I couldn't even get CAST() to work on its own in the WHERE clause in a simple view.

select
    *
from
    species_records
where
    cast(t_date as char(50)) is not null 

Bud_1-1705436912531.png

ERROR 160195: An invalid SQL statement was used.

But that query works fine in Oracle and in a mobile geodatabase.

I'll report it to support as a FGDB bug.

 

Side note:

I left some feedback recently on the FGDB SQL page: https://pro.arcgis.com/en/pro-app/latest/help/data/geodatabases/manage-file-gdb/sql-reporting-and-an...

Esri wrote back today and said, "The page you reference has been mostly rewritten for the upcoming release, so you will see many changes in it later this year..."
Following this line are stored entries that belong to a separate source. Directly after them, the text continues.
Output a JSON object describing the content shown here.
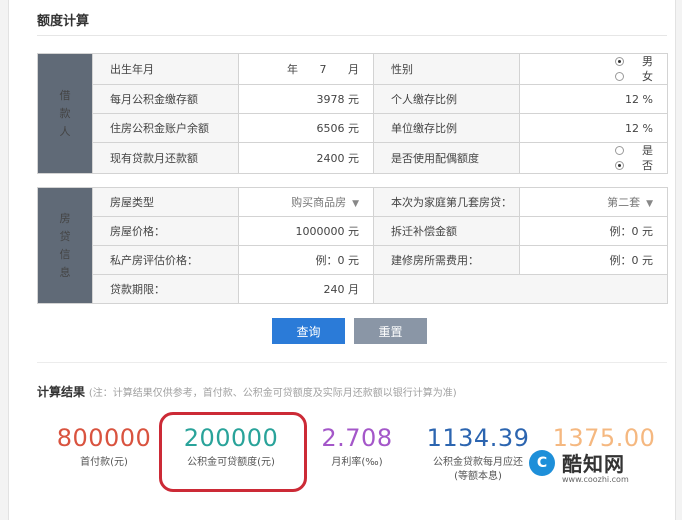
{
  "panel": {
    "title": "额度计算"
  },
  "borrower": {
    "section_label": "借款人",
    "birth": {
      "label": "出生年月",
      "year_unit": "年",
      "month": "7",
      "month_unit": "月"
    },
    "gender": {
      "label": "性别",
      "options": [
        "男",
        "女"
      ],
      "selected": "男"
    },
    "monthly_deposit": {
      "label": "每月公积金缴存额",
      "value": "3978",
      "unit": "元"
    },
    "personal_ratio": {
      "label": "个人缴存比例",
      "value": "12",
      "unit": "%"
    },
    "account_balance": {
      "label": "住房公积金账户余额",
      "value": "6506",
      "unit": "元"
    },
    "company_ratio": {
      "label": "单位缴存比例",
      "value": "12",
      "unit": "%"
    },
    "existing_loan": {
      "label": "现有贷款月还款额",
      "value": "2400",
      "unit": "元"
    },
    "spouse_quota": {
      "label": "是否使用配偶额度",
      "options": [
        "是",
        "否"
      ],
      "selected": "否"
    }
  },
  "house": {
    "section_label": "房贷信息",
    "house_type": {
      "label": "房屋类型",
      "value": "购买商品房"
    },
    "house_count": {
      "label": "本次为家庭第几套房贷：",
      "value": "第二套"
    },
    "price": {
      "label": "房屋价格：",
      "value": "1000000",
      "unit": "元"
    },
    "compensation": {
      "label": "拆迁补偿金额",
      "value": "例：0",
      "unit": "元"
    },
    "private_appraisal": {
      "label": "私产房评估价格：",
      "value": "例：0",
      "unit": "元"
    },
    "building_cost": {
      "label": "建修房所需费用：",
      "value": "例：0",
      "unit": "元"
    },
    "term": {
      "label": "贷款期限：",
      "value": "240",
      "unit": "月"
    }
  },
  "buttons": {
    "query": "查询",
    "reset": "重置"
  },
  "results": {
    "title": "计算结果",
    "note": "(注：计算结果仅供参考，首付款、公积金可贷额度及实际月还款额以银行计算为准)",
    "metrics": [
      {
        "value": "800000",
        "caption": "首付款(元)",
        "color": "#d9533f"
      },
      {
        "value": "200000",
        "caption": "公积金可贷额度(元)",
        "color": "#29a39a"
      },
      {
        "value": "2.708",
        "caption": "月利率(‰)",
        "color": "#a457c9"
      },
      {
        "value": "1134.39",
        "caption": "公积金贷款每月应还",
        "caption2": "(等额本息)",
        "color": "#2c65b0"
      },
      {
        "value": "1375.00",
        "caption": "",
        "color": "#ef8a2d"
      }
    ]
  },
  "watermark": {
    "name": "酷知网",
    "url": "www.coozhi.com",
    "logo_letter": "C",
    "color": "#1e8fd9"
  }
}
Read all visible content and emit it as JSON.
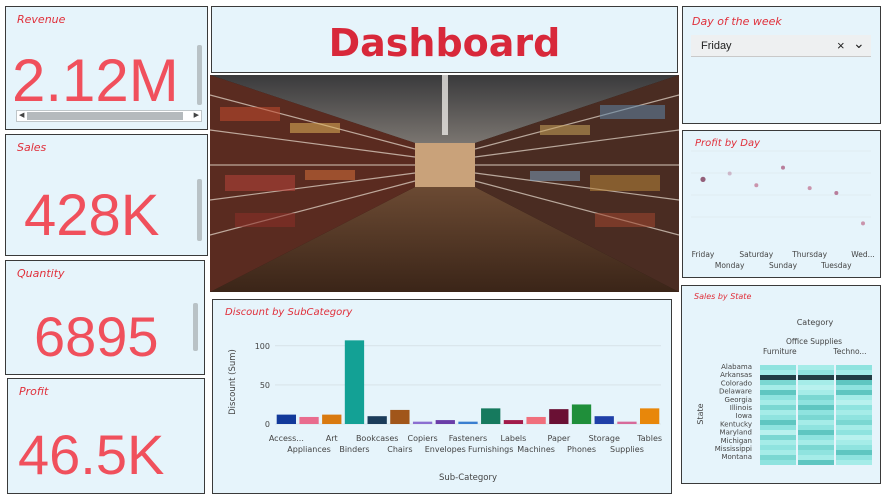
{
  "kpis": {
    "revenue": {
      "title": "Revenue",
      "value": "2.12M"
    },
    "sales": {
      "title": "Sales",
      "value": "428K"
    },
    "quantity": {
      "title": "Quantity",
      "value": "6895"
    },
    "profit": {
      "title": "Profit",
      "value": "46.5K"
    }
  },
  "header": {
    "title": "Dashboard"
  },
  "image": {
    "alt": "Supermarket aisle"
  },
  "filter": {
    "title": "Day of the week",
    "selected": "Friday",
    "clear_glyph": "×",
    "chevron_glyph": "⌄"
  },
  "colors": {
    "accent": "#e0303b",
    "kpi_value": "#f0505c",
    "panel_bg": "#e6f4fb"
  },
  "chart_data": [
    {
      "type": "bar",
      "title": "Discount  by SubCategory",
      "xlabel": "Sub-Category",
      "ylabel": "Discount (Sum)",
      "ylim": [
        0,
        110
      ],
      "yticks": [
        0,
        50,
        100
      ],
      "grid": true,
      "categories": [
        "Access...",
        "Appliances",
        "Art",
        "Binders",
        "Bookcases",
        "Chairs",
        "Copiers",
        "Envelopes",
        "Fasteners",
        "Furnishings",
        "Labels",
        "Machines",
        "Paper",
        "Phones",
        "Storage",
        "Supplies",
        "Tables"
      ],
      "values": [
        12,
        9,
        12,
        107,
        10,
        18,
        3,
        5,
        3,
        20,
        5,
        9,
        19,
        25,
        10,
        3,
        20
      ],
      "colors": [
        "#12399a",
        "#e96c8e",
        "#d97a10",
        "#13a195",
        "#1b3c5a",
        "#a1561a",
        "#8b6fd1",
        "#6a3da8",
        "#3a7fd0",
        "#167a5e",
        "#a11a49",
        "#f06f7c",
        "#6a1034",
        "#1f8f3a",
        "#1f3fa8",
        "#d76a9a",
        "#e8870a"
      ]
    },
    {
      "type": "scatter",
      "title": "Profit by Day",
      "categories": [
        "Friday",
        "Monday",
        "Saturday",
        "Sunday",
        "Thursday",
        "Tuesday",
        "Wed..."
      ],
      "values": [
        6100,
        6700,
        5500,
        7300,
        5200,
        4700,
        1600
      ],
      "ylim": [
        0,
        9000
      ],
      "grid": true
    },
    {
      "type": "heatmap",
      "title": "Sales by State",
      "column_group_label": "Category",
      "columns": [
        "Furniture",
        "Office Supplies",
        "Techno..."
      ],
      "row_axis_label": "State",
      "rows": [
        "Alabama",
        "Arkansas",
        "Colorado",
        "Delaware",
        "Georgia",
        "Illinois",
        "Iowa",
        "Kentucky",
        "Maryland",
        "Michigan",
        "Mississippi",
        "Montana"
      ]
    }
  ]
}
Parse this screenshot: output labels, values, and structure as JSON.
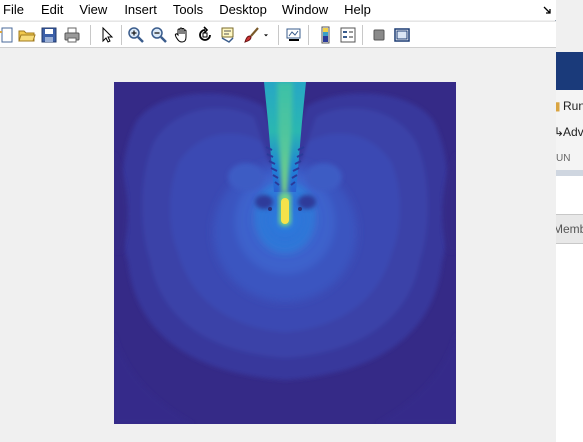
{
  "menu": {
    "file": "File",
    "edit": "Edit",
    "view": "View",
    "insert": "Insert",
    "tools": "Tools",
    "desktop": "Desktop",
    "window": "Window",
    "help": "Help"
  },
  "toolbar": {
    "buttons": [
      "new-figure",
      "open-file",
      "save",
      "print",
      "edit-plot",
      "zoom-in",
      "zoom-out",
      "pan",
      "rotate-3d",
      "data-cursor",
      "brush",
      "link-plot",
      "colorbar",
      "legend",
      "hide-plot-tools",
      "show-plot-tools"
    ]
  },
  "background_app": {
    "run_label": "Run",
    "advance_label": "Adv",
    "section_label": "UN",
    "members_label": "Memb"
  },
  "colors": {
    "background_dark": "#352a87",
    "field_mid": "#3a4bb4",
    "field_light": "#2f8fe0",
    "field_teal": "#2ab7b8",
    "field_peak": "#f5e24a"
  }
}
Fingers crossed those docs have been improved.

0 Kudos
JoshuaBixby
MVP Esteemed Contributor

Rewriting the documentation and rewriting the SQL support are very different, and I suspect they only mean the former and not the latter.  That said, the documentation can definitely be polished up.

JoshuaBixby
MVP Esteemed Contributor

Regarding not being able to create a database view with CAST in the WHERE clause, that is interesting because CAST works in the Select By Attributes tool, which of course is the WHERE clause:

 

CAST(t_date AS CHAR(20)) IS NOT NULL